SGLang Engine

SGLang provides a direct inference engine without the need for an HTTP server. There are generally these use cases:

Offline Batch Inference
Embedding Generation
Custom Server
Token-In-Token-Out for RLHF
Inference Using FastAPI

Examples

Offline Batch Inference

In this example, we launch an SGLang engine and feed a batch of inputs for inference. If you provide a very large batch, the engine will intelligently schedule the requests to process efficiently and prevent OOM (Out of Memory) errors.

Embedding Generation

In this example, we launch an SGLang engine and feed a batch of inputs for embedding generation.

Custom Server

This example demonstrates how to create a custom server on top of the SGLang Engine. We use Sanic as an example.
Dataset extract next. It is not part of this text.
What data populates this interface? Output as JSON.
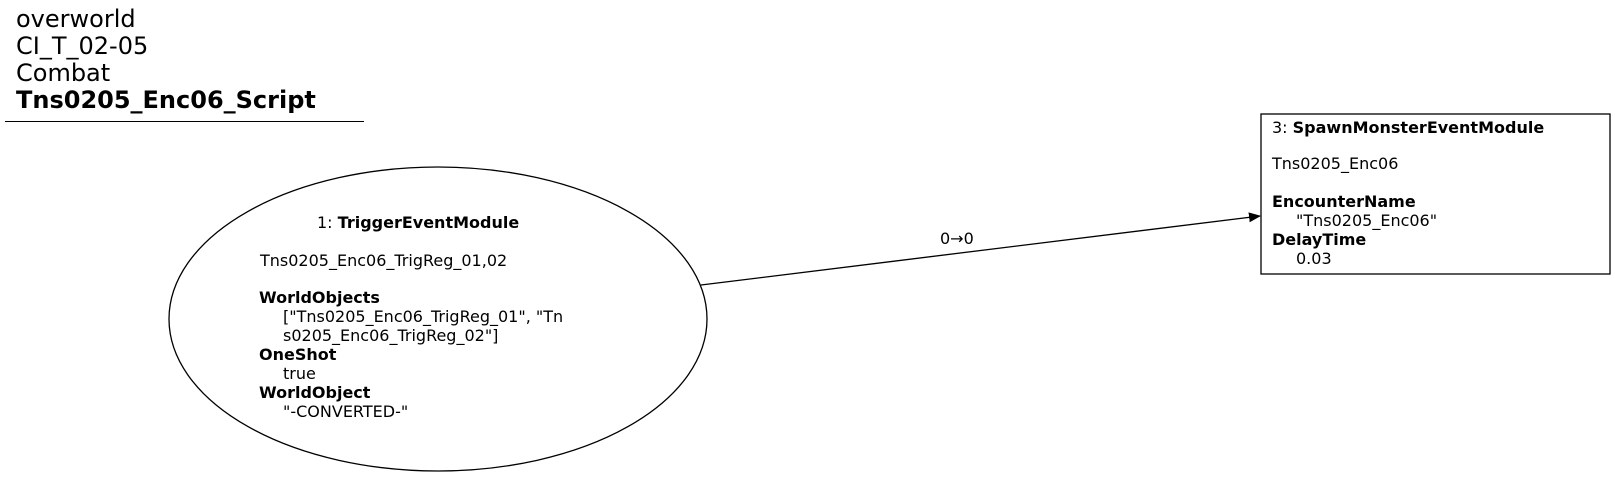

The server supports both non-streaming and streaming endpoints.

Steps

Install Sanic:
bash
```
pip install sanic
```
Run the server:
bash
```
python custom_server
```

Send requests:

bash

curl -X POST http://localhost:8000/generate  -H "Content-Type: application/json"  -d '{"prompt": "The Transformer architecture is..."}'
curl -X POST http://localhost:8000/generate_stream  -H "Content-Type: application/json"  -d '{"prompt": "The Transformer architecture is..."}' --no-buffer

This will send both non-streaming and streaming requests to the server.

Token-In-Token-Out for RLHF

In this example, we launch an SGLang engine, feed tokens as input and generate tokens as output.

Inference Using FastAPI

This example demonstrates how to create a FastAPI server that uses the SGLang engine for text generation.